There was an actual historical fascist movement in Europe
that fructified in the Nazi war on Europe, yet it never had too much traction
in the United States or Mexico especially after the end of the Second World
war. Never in my experience as an American more than 65 years has there existed
a fascist movement in America of any substance. That is why the anti-fascist
movement named Antifa is disorienting; one wonders who or what they really are
protesting.
https://www.foxnews.com/us/antifa-armed-rioters-descend-on-oregon-state-capitol
Antifa seems to attend any popular left-leaning cause in
order to build it up to a more volatile level and piggyback the protest
upwardly. They are an accelerant of crisis rather than a catalyst, although as
a willing and ready go-to organization for conflict in a mercenary kind of way
perhaps they may be in the call-list for any number of people looking to create
civil disorder in support of a given cause.
So long as the civil disorders are someplace else, I suppose
many people aren't too concerned with the interminable unrest and protest. With
the election of 2020 over and decided mostly in favor of Democrats the
continuing lunatic extreme activity of Antifa because even more of an enigma.
Have they just named themselves Antifa to seem for public relations purposes to
have a real opponent they need to fight against in order to promote a
leftist-socialist-communist agenda? Do they receive international financial
support from foreign intelligence organizations or rich individuals seeking to
create strife in the United States?
My one concern is that Antifa in creating an imaginary enemy
will draft the creation of a real fascist party in the United States. They seem
to make the existence plausible and that plausibility supports normality as a
worthy opponent to an organization of ill repute that supports
communist-socialist causes.
My late father was a four-year veteran of the Second World
war on the anti-fascist side, yet there is no way he in the world that he would
have sympathized with Antifa. He
attended college in Salem Oregon. I attended a computer programming school in
Portland Ore. I would be uncomfortable in that city if were inclined to go
there with its inability to support a civil social environment that is
peaceful, ordinarily.
Democrats have encouraged Antifa and other uncivil methods
outside the usual political structures in normalizing disorder. Hillary Clinton
sought to marginalize Trump supporters and the hatred of Trump and Republicans
that voted for him continues to this day.

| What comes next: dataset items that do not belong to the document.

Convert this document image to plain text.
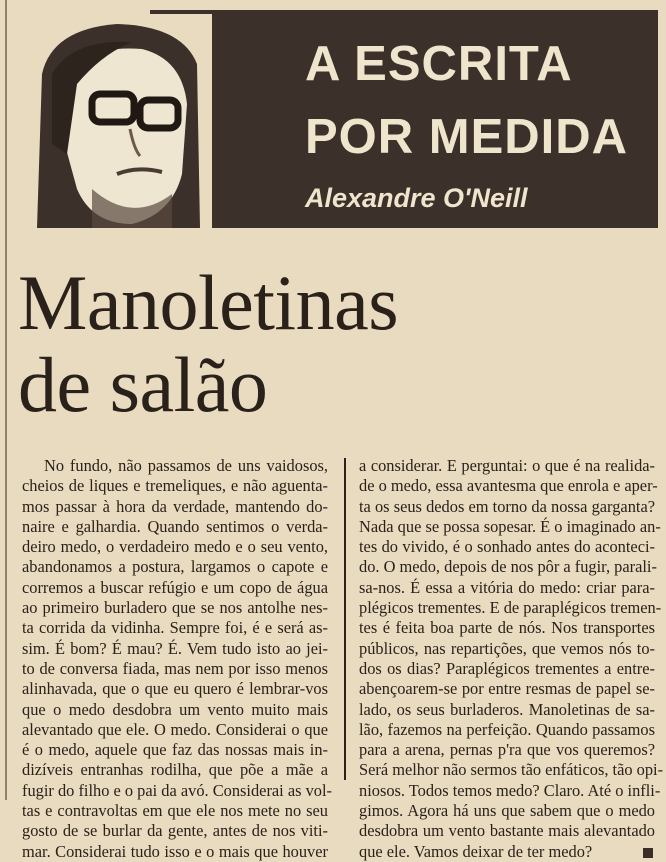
A ESCRITA
POR MEDIDA
Alexandre O'Neill
Manoletinas
de salão
No fundo, não passamos de uns vaidosos,
cheios de liques e tremeliques, e não aguenta-
mos passar à hora da verdade, mantendo do-
naire e galhardia. Quando sentimos o verda-
deiro medo, o verdadeiro medo e o seu vento,
abandonamos a postura, largamos o capote e
corremos a buscar refúgio e um copo de água
ao primeiro burladero que se nos antolhe nes-
ta corrida da vidinha. Sempre foi, é e será as-
sim. É bom? É mau? É. Vem tudo isto ao jei-
to de conversa fiada, mas nem por isso menos
alinhavada, que o que eu quero é lembrar-vos
que o medo desdobra um vento muito mais
alevantado que ele. O medo. Considerai o que
é o medo, aquele que faz das nossas mais in-
dizíveis entranhas rodilha, que põe a mãe a
fugir do filho e o pai da avó. Considerai as vol-
tas e contravoltas em que ele nos mete no seu
gosto de se burlar da gente, antes de nos viti-
mar. Considerai tudo isso e o mais que houver
a considerar. E perguntai: o que é na realida-
de o medo, essa avantesma que enrola e aper-
ta os seus dedos em torno da nossa garganta?
Nada que se possa sopesar. É o imaginado an-
tes do vivido, é o sonhado antes do aconteci-
do. O medo, depois de nos pôr a fugir, parali-
sa-nos. É essa a vitória do medo: criar para-
plégicos trementes. E de paraplégicos tremen-
tes é feita boa parte de nós. Nos transportes
públicos, nas repartições, que vemos nós to-
dos os dias? Paraplégicos trementes a entre-
abençoarem-se por entre resmas de papel se-
lado, os seus burladeros. Manoletinas de sa-
lão, fazemos na perfeição. Quando passamos
para a arena, pernas p'ra que vos queremos?
Será melhor não sermos tão enfáticos, tão opi-
niosos. Todos temos medo? Claro. Até o infli-
gimos. Agora há uns que sabem que o medo
desdobra um vento bastante mais alevantado
que ele. Vamos deixar de ter medo?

There are at least three kinds of Republican voters. One is
the rich and the would be rich that support Wall Street programs and are
globalists. Fundamentally they rule the party and, in many respects, share the
same ideas as wealthy Democrats. Antifa protests don't affect those Republicans
at all- their policy choices continue and wealth is concentrated.
The second kind of Republican voter is a traditional moral
conservative. They are adamantly opposed to liberal Democrat policies such as
abortion, homosexual marriage and atheist indoctrination. Those people are not
fascist for having morally conservative thought.
Some of that second group overlaps with a third group of
people sometimes sharing membership with the first two yet with distinctive,
differentiating ideas for-themselves. One shared idea may be anti-social
spending, one differentiating idea may be that cluster of ideas that are
ill-founded scientifically including no regard for global warming problems or
environmental decline, over-population and so forth. The third group also share
ideas about national security with the prior two including border sovereignty. The
third group is not implicitly fascist either.
A fourth element would comprise fewer than 5% of the
Republican party I would guess and does have racist beliefs. They would support
extremism yet usually are or were fairly quiet historically. Even with racist
beliefs they do not necessarily support a fascist political agenda. Fascists
were so marginalized in America before the rise of Antifa that they seem to be
trying to create that political agenda themselves.
There was racism and segregation in the American south of
course that slowly and methodically ended. By the 1970s blacks comprised as
much as 30% of American unions and the integration of the United States was
well under way. There wasn’t a Hispanic migration problem. With the radical
changes in the post-Vietnam war economics and outsourcing of industry even
before the end of the Cold war the political and economic policies of the United
States were rapidly changing and as some have noted, splintering.
Union membership declined with the end of quality union jobs
outside government unions generally. The peaceful social evolution of the
United States racially transformed gradually into agitation with so many
restive groups of females and minorities-even homosexuals seeking empowerment
through affirmative action and unsatisfied with that, with legislation to make resistance
to increasing legal and economic advantages futile. The problem was that real
wages for American white men had been arrested at the 1970s level with jobs
being outsourced and the influx of illegal migrant workers adding to the
general average stagnation of the income of the middle class and poor as the
rich simply divided new revenue among all the new workers as well as the old at
the same level as formerly went to mostly white men- profits were just
concentrated to the rich.
That is why the Antifa organization seems like a cargo cult
of politics to me ,with its oars in the water perhaps- heading toward Niagara
Falls. Increasing racial conflict tends to terminate the challenge of building non-emotional non racism. Racism develops along economic lines for economic reasons rather than rational ones. Ending racism that isn't legally structured or built in that make require civil disobedience to end requires non-hostile normal trade and commerce relations as people move about the nation and work.